I’ve been slicing and stacking and playing with vegetables over the last week, and producing various versions of a ‘tian’. Not to be confused with a traditional ratatouille, which is often presented in the same way, my tians have included not the courgettes, aubergines and tomatoes sitting on a base of onions and garlic of a ratatouille, but my version based on whatever I had to hand!
As is my way, I was already knee deep in making dinner for my boys when I decided to give a tian a go, so it was a bit of a rush job..
This was sliced aubergine, courgette and sweet potato sitting on a slick of one of my homemade Mexican chilli sauces. I put a lid on the pot and baked it for half an hour, then removed the lid, sprinkled over it all some spices and grated cheese and cooked it further..

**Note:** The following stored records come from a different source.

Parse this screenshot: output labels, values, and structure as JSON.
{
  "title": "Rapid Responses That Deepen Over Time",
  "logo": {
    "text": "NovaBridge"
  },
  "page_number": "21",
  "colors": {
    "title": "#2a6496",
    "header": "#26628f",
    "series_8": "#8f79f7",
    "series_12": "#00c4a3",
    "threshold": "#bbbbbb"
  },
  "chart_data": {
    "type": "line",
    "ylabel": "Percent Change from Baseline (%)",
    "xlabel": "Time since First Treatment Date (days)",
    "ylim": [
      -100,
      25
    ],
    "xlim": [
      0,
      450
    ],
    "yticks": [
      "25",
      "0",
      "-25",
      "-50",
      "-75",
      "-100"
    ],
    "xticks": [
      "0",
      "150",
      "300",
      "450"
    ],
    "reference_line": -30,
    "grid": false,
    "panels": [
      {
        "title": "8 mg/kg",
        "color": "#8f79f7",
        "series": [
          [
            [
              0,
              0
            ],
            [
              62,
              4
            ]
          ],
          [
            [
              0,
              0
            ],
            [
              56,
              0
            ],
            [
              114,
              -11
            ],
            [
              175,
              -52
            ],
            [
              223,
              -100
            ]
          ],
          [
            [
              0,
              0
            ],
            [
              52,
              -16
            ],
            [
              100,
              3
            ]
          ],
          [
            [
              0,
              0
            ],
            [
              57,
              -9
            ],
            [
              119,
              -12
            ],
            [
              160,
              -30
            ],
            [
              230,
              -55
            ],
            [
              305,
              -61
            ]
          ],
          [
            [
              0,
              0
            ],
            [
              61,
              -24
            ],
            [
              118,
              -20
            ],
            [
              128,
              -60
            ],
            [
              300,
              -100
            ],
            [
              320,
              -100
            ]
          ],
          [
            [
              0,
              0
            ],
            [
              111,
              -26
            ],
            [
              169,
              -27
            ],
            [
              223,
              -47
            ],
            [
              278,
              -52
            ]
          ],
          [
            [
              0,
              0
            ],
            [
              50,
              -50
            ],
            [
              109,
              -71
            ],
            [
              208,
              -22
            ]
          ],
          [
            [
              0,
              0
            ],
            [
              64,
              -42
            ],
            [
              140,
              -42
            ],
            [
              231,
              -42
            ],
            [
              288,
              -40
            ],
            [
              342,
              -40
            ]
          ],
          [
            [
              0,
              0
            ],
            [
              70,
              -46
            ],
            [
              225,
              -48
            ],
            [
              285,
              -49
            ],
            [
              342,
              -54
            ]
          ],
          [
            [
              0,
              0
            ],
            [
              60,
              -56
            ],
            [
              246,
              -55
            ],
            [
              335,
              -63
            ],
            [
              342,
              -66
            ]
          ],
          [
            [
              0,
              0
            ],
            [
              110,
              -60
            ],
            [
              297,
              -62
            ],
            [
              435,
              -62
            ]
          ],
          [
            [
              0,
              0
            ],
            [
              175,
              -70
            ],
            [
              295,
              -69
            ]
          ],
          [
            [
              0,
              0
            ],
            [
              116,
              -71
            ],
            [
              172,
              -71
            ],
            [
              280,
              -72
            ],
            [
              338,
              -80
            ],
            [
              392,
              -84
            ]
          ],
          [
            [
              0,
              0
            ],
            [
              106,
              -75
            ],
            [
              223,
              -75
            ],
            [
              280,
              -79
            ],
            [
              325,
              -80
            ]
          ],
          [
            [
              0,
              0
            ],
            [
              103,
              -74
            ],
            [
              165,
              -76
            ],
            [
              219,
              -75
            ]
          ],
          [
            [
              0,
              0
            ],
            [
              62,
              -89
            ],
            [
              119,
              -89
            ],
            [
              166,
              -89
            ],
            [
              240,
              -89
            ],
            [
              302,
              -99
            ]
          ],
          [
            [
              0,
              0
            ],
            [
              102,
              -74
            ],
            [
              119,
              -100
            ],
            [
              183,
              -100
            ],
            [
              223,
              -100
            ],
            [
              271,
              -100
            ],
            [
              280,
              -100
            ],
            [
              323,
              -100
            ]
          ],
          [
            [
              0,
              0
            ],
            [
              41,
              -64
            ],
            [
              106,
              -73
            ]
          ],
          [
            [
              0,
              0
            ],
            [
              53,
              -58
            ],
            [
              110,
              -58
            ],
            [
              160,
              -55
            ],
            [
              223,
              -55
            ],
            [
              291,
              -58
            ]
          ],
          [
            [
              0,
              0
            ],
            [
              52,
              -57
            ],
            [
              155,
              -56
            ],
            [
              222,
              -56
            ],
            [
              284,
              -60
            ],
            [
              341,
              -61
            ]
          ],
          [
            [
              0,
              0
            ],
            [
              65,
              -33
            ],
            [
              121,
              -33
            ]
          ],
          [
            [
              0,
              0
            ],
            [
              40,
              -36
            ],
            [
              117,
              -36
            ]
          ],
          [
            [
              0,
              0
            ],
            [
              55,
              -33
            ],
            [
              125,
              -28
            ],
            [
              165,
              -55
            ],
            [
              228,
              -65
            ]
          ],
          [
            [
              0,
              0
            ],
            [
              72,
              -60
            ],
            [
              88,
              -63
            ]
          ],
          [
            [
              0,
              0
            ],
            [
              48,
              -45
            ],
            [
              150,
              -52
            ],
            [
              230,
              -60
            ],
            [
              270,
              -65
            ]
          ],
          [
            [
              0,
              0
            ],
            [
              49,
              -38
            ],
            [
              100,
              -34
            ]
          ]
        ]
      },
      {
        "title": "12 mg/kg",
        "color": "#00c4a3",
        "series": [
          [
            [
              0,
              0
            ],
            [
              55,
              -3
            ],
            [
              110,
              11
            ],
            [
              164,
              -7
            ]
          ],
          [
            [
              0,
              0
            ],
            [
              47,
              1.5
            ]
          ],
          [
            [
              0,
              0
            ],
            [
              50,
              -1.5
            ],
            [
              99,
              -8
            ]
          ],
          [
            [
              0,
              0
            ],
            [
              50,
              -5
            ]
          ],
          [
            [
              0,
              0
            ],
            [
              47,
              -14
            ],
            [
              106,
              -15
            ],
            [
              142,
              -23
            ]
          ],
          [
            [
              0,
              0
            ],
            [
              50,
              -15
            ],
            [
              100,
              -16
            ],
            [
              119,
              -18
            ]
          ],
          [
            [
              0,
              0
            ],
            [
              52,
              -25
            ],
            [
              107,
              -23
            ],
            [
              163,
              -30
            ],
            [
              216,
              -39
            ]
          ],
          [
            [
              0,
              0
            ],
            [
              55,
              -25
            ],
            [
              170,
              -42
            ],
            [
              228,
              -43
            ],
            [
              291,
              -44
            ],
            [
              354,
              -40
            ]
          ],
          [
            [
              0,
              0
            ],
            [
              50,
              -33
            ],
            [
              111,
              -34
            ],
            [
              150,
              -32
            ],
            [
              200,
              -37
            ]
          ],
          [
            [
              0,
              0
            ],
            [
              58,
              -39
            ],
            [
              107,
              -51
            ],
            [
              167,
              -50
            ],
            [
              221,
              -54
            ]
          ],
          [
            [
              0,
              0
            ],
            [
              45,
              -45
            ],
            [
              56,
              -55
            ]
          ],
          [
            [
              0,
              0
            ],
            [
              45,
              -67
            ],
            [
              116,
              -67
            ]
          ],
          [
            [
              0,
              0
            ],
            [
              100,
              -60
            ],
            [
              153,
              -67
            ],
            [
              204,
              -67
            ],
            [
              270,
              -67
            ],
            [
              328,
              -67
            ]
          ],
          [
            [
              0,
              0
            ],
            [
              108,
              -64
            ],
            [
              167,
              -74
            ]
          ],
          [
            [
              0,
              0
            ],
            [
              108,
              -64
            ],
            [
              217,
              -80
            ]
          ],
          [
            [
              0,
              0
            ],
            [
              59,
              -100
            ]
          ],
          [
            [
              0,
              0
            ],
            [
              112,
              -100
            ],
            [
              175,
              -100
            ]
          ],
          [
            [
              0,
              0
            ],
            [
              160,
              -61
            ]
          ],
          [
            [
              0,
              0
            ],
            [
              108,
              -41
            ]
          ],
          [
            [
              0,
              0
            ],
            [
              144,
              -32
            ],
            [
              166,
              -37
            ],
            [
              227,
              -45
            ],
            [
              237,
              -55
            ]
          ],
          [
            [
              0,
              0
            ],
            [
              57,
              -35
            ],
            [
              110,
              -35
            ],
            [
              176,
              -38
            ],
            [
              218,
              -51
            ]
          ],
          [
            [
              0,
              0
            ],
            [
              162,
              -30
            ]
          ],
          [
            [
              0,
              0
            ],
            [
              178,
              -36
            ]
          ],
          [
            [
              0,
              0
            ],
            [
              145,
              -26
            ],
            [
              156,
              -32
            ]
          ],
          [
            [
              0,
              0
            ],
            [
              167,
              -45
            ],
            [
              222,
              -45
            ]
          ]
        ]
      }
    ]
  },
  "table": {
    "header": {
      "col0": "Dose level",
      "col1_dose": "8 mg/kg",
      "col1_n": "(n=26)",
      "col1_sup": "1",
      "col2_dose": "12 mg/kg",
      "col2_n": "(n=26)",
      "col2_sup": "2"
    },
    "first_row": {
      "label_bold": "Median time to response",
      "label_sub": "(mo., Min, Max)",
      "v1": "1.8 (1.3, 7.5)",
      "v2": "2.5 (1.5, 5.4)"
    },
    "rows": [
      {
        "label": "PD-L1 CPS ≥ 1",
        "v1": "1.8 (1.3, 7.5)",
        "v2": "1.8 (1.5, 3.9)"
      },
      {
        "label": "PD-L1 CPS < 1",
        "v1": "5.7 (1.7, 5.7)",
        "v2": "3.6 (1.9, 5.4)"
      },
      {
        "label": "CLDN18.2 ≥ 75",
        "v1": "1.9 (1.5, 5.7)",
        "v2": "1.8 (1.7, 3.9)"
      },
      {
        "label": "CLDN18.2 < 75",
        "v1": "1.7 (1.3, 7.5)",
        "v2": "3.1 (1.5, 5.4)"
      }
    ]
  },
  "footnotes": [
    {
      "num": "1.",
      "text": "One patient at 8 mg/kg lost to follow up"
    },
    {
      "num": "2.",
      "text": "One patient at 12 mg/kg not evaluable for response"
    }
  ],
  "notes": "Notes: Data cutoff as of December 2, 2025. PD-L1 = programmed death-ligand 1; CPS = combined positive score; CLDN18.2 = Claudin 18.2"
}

The leftovers were even tastier the next day..
I decided to line the slices up in a rectangular pan which worked just as well, even if it doesn’t look as pretty. I also baked it uncovered for the whole time and sprinkled a smaller amount of cheese over it all 10 minutes before it was finally removed from the oven..
I think they look great when you serve them up, definitely a great option for Christmas if you’re looking for a side dish or vegetable based main dish. You could always replace the cheese topping with something else, or just leave it off, for a vegan. And try serving it with a dip, sauce or homous.
If you’re going to have a go yourself:
I would allow an hour to bake the dish
Try and slice everything thinly and of even thickness, you could use a mandolin or slicer if you have one, I don’t!
Slice up all of the your chosen vegetables and create piles
Then start by stacking them, holding them in your hand to create a starting stack, before sitting them into the cooking pot, then start adding the rest
Sit the slices on a bed of something with some flavour
Try mixing up the vegetables
Keep it as colourful as possible
Always make enough to have leftovers!!!